JPEG霍夫曼表

Question

I have a question regarding the JPEG Huffman Table and using the Huffman Table to construct the symbol/binary string from a Tree. Suppose, that in an Huffman Table for 3-Bit code Length the number of codes is greater than 6, then how do we add all those codes in the Tree? If I am correct only 6 codes can be added at the 3-bit level/depth of the tree. So, how do we add the remaining codes if they won't fit in that level? Do we just ignore them?

Example

code length | Total Codes | Codes  
3-Bit       |    10       | 25 43 34 53 92 A2 B2 63 73 C2

In the above example if we go by order of constructing symbols/binary string for the code then up 'til A2 we can add codes in the tree at level 3-Bit, but what about B2,63,73,C2 etc? It's not possible to add them at 3-Bit level of the tree? So what do we do with them?

Answer 1

Well, clearly, the absolutely highest number of "things" that can be represented in 3 bits is 8 - (000, 001, 010, 011, 100, 101, 110, 111).

In Huffman encoding, bits represent "left" or "right" in a trie data-structure, to be able to "continue", you have to use SOME codes for "this continues another level", which is why not all 8 values can be encoded in 3 bits. If you have more values to encode, you need to use more bits (for some values - this is the whole point of Huffman coding, that SOME combinations are short, others are longer, and sometimes even longer than the original, but because it's based on what is the most common, it's fine, because they will be rare...)

How to construct and decode a Huffman tree is about four-five pages in your typical Algorithms book, and if you haven't got one of those, you probably want to find one - either a real paper one, or an e-book. There are LOTS of them - I'm not going to recommend one, since the ones I have are all about 15+ years old.

I should add that I think your question is missing something. Clearly, 3 bits can not possibly represent 10 values. And you can't build a [meaningful] Huffman tree on 10 values that all different - unless the idea is to split the values into pairs of {2,5}, {4,3}, {3,4}, {5,3}, {9,2}, {A,2}, {B,2}, {6,3}, {7,3}, {C,2} - which gives a fair number of repeated values - frequency of those are: 2 : 5 3 : 5 4 : 2 5 : 2 6 : 1 7 : 1 9 : 1 A : 1 B : 1 C : 1

But that's stil too many to represent anything meaningful...
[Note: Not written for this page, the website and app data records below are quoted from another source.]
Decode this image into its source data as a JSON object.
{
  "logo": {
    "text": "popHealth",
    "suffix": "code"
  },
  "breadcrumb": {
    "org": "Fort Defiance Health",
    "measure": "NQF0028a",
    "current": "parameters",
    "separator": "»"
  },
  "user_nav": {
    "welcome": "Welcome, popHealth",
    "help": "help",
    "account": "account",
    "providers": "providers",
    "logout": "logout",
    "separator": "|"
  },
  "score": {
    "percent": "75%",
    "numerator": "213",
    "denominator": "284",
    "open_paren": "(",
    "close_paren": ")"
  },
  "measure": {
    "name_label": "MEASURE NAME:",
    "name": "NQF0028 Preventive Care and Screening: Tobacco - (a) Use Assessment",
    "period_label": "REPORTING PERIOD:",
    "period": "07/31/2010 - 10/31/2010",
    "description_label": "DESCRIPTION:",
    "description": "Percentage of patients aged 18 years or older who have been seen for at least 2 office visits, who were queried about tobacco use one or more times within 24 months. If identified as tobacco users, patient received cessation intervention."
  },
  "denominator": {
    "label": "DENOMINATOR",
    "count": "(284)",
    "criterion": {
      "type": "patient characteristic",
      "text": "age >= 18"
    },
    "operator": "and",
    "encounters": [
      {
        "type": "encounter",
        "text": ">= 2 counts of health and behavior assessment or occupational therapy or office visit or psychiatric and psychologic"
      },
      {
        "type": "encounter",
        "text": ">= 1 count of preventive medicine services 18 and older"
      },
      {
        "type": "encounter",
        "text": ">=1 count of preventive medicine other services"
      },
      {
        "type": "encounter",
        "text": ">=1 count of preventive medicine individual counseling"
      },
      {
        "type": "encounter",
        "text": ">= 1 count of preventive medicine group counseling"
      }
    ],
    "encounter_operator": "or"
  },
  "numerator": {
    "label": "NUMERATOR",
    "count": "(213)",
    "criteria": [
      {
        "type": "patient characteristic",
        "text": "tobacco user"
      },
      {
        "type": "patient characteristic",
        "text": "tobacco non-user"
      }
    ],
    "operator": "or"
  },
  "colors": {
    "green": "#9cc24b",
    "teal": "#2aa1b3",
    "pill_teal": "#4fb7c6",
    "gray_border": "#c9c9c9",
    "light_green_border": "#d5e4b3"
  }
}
Or is it the other way around, that we are supposed to use the bit values of those to decode? In which case we'd need the tree built from the original data to decode it...

Answer 2

In JPEG, a Huffman code can be up to 16-bits. The DHT market contains an array of 16 elements giving the number of codes for each length.

The JPEG standard explains how to use the code counts to do the Huffman translation. It is one of the few things explained in detail.

This book explains how it is done from a programmers perspective.

JPEG Book

The number of codes that exists at any code length depends upon the counts for other lengths.

I am wondering if you are really looking at the count of codes for length 4 rather than 3.

Answer 3

It looks like you're not following the correct procedure when creating your Huffman codes from the JPEG table. The count provided will fit in the number of bits unless the table has been corrupted. The reading out of the codes from a DHT marker is really simple. The more complicated part is how you define your lookup table from that data. A logical (but not practical) way is to create a reverse lookup table that's the maximum code length in size (16-bits = 65536 entries in the table). Then to decode your JPEG data, just pick up 16-bits of compressed data from the input stream and use it as an index in the table where you'll have the symbol and actual length of the code. I came up with a way to use a single, much smaller lookup table. I'm not going to share my specific code table method. What I will share is the basic format of the loop to create the codes from a DHT marker:

int iCurrentCode; // the current Huffman code
int iLength; // the code length in bits that you're working on
int i;
int iCount; // the number of codes defined for this length
int iSymbol; // JPEG symbol defined for each Huffman code
unsigned char *pData; // pointer to the data in the DHT marker

iCurrentCode = 0; // start with a Huffman code of 0
for (iLength = 1; iLength <= 16; iLength++)
{
    iCount = *pData++; // get number of symbols for this bit length
    for (i=0; i<iCount; i++) // read each of the codes for this bit length
    {
        iSymbol = *pData++; // get the JPEG symbol value (e.g. RRRR/SSSS value)
        // It's up to you to create a lookup table from the code and its value
        iCurrentCode++; // the Huffman bit pattern just increments for each code value
    } // for each code defined at this bit length
    iCurrentCode <<= 1; // shift the code left 1 bit to advance to the next bit length
} // for each bit length